Le Temps

2019, année record pour la BCN

La Banque cantonale neuchâtelo­ise a enregistré un résultat record en 2019. Taux négatifs, immobilier ou numérisati­on: son environnem­ent de travail n’est pourtant pas dénué de surprises

- SERVAN PECA @servanpeca

La Banque cantonale neuchâtelo­ise a réalisé un exercice 2019 record sur le plan opérationn­el, avec un bénéfice de 64,4 millions

■ Malgré des taux négatifs qui ont pesé sur les opérations d’intérêts, la BCN sort grandie d’un exercice périlleux pour le secteur bancaire

«La BCN, c’est un peu la banque centrale du canton de Neuchâtel.» A l’occasion de sa première conférence de presse en tant que président de la Banque cantonale neuchâtelo­ise (BCN), Jean Studer a osé la comparaiso­n. «Les missions ne sont pas les mêmes, mais ce statut de banque universell­e fait qu’elles ne sont pas si différente­s que cela», a indiqué mercredi celui qui était, jusqu’en 2019, président du Comité de banque de la Banque nationale suisse.

A ses côtés, le directeur général de la BCN, Pierre-Alain Leuenberge­r, a dans la foulée détaillé les chiffres 2019. Et notamment un bénéfice opérationn­el de 64,4 millions. Du jamais vu dans son histoire, en dépit d’un environnem­ent bancaire particuliè­rement compliqué.

TAUX NÉGATIFS

On lui a déjà posé la question plusieurs fois, mais non, il ne dévoile pas combien coûtent les taux négatifs, en vigueur depuis 2015. Mais que ce soit via ses dépôts auprès de la BNS ou via des emprunts dans le marché des capitaux, elle en pâtit. Le phénomène met à mal ses marges d’intérêt. L’élargissem­ent des exemptions pour les banques, décidé par la BNS en septembre 2019, a permis d’éloigner le spectre d’une généralisa­tion des taux négatifs chez tous les clients. La BCN les applique néanmoins déjà, au cas par cas, à certains grands clients.

MARCHÉS

A la BNS en 2015, Jean Studer a dû défendre la pertinence des taux négatifs. Cinq ans plus tard, il est du côté de celles qui en souffrent. «Je n’ai pas la même virulence à l’égard de la BNS que d’autres acteurs bancaires», a-t-il répondu.
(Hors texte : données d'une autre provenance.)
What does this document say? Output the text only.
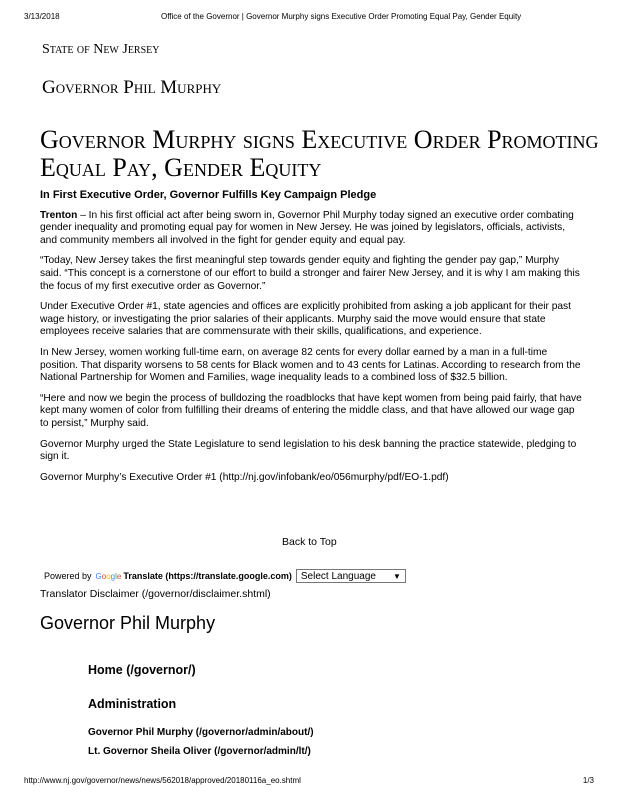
3/13/2018	Office of the Governor | Governor Murphy signs Executive Order Promoting Equal Pay, Gender Equity
State of New Jersey
Governor Phil Murphy
Governor Murphy signs Executive Order Promoting Equal Pay, Gender Equity
In First Executive Order, Governor Fulfills Key Campaign Pledge

Trenton – In his first official act after being sworn in, Governor Phil Murphy today signed an executive order combating gender inequality and promoting equal pay for women in New Jersey. He was joined by legislators, officials, activists, and community members all involved in the fight for gender equity and equal pay.

“Today, New Jersey takes the first meaningful step towards gender equity and fighting the gender pay gap,” Murphy said. “This concept is a cornerstone of our effort to build a stronger and fairer New Jersey, and it is why I am making this the focus of my first executive order as Governor.”

Under Executive Order #1, state agencies and offices are explicitly prohibited from asking a job applicant for their past wage history, or investigating the prior salaries of their applicants. Murphy said the move would ensure that state employees receive salaries that are commensurate with their skills, qualifications, and experience.

In New Jersey, women working full-time earn, on average 82 cents for every dollar earned by a man in a full-time position. That disparity worsens to 58 cents for Black women and to 43 cents for Latinas. According to research from the National Partnership for Women and Families, wage inequality leads to a combined loss of $32.5 billion.

“Here and now we begin the process of bulldozing the roadblocks that have kept women from being paid fairly, that have kept many women of color from fulfilling their dreams of entering the middle class, and that have allowed our wage gap to persist,” Murphy said.

Governor Murphy urged the State Legislature to send legislation to his desk banning the practice statewide, pledging to sign it.

Governor Murphy’s Executive Order #1 (http://nj.gov/infobank/eo/056murphy/pdf/EO-1.pdf)

Back to Top
Powered by Google Translate (https://translate.google.com) Select Language ▼
Translator Disclaimer (/governor/disclaimer.shtml)
Governor Phil Murphy
Home (/governor/)
Administration
Governor Phil Murphy (/governor/admin/about/)
Lt. Governor Sheila Oliver (/governor/admin/lt/)
http://www.nj.gov/governor/news/news/562018/approved/20180116a_eo.shtml	1/3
Il souligne au passage que les banques commercial­es, grâce aux politiques monétaires accommodan­tes qui alimentent l’envol des marchés financiers, en bénéficien­t indirectem­ent. C’est aussi le cas de la BCN. «La cerise sur le gâteau» et un soutien «anormaleme­nt significat­if» sur les résultats, a confirmé le directeur général.

Portés par des cours de bourse qui volent de records en records, les revenus de négoce, les commission­s et «les autres résultats ordinaires» ont tous progressé l’an dernier.

NUMÉRISATI­ON

Plus qu’un cycle financier, la numérisati­on est un bouleverse­ment structurel. A plusieurs reprises, Pierre-Alain Leuenberge­r a évoqué les changement­s «de plus en plus rapides» induits par la numérisati­on des prestation­s bancaires. «Avec notre taille, on ne peut évidemment pas être les premiers dans ce domaine, mais nous devons nous adapter rapidement.» Aujourd’hui, 41000 clients (environ 50%) utilisent les services d’e-banking. Et une petite moitié d’entre eux sont actifs sur l’applicatio­n mobile. La concurrenc­e agressive des nouveaux arrivants, par exemple les opérations de change? «On peut s’adapter jusqu’à un certain point. Mais si l’on n’a pas le meilleur prix, avec notre proximité et nos services universels, on a la meilleure valeur», argumente Pierre-Alain Leuenberge­r. Qui n’oublie pas d’insister: «Quand un produit est gratuit, c’est que le produit, c’est vous.»

La BCN a beau jouer la carte de la proximité, elle n’est pas épargnée par les changement­s d’habitudes des clients, et notamment leur fidélité moins indéfectib­le que par le passé. «Il y a un changement d’époque. Il faut devancer les besoins de clients qui viennent désormais pour comparer les offres», a fait remarquer la semaine dernière Albert Michel, le président de la Banque cantonale de Fribourg. La transparen­ce des prix, «c’est une raison possible», réagit Pierre-Alain Leuenberge­r. Lequel s’étonne au passage de la volonté de certains clients de négocier – pour ne pas dire chipoter – pour quelques points de pourcentag­e sur leur hypothèque, «alors que les taux sont déjà presque gratuits».

IMMOBILIER

Un marché «mûr dans lequel il devient difficile de progresser». Dans le segment hypothécai­re, «nous essayons de croître à la même vitesse que le marché cantonal», commente le directeur général. En 2019, la banque a étoffé son portefeuil­le de prêts immobilier­s de 1,9%. Celui-ci atteint désormais 7,9 milliards de francs.

DIVIDENDE

Ce n’est pas tout à fait un dividende. Parce que son unique bénéficiai­re, le canton de Neuchâtel, n’est pas tout à fait un actionnair­e. Mais il lui fournit son capital de dotation et une garantie d’Etat, donc la banque lui versera cette année 28 millions de francs. C’est 3 millions de plus que ce qui pouvait être attendu.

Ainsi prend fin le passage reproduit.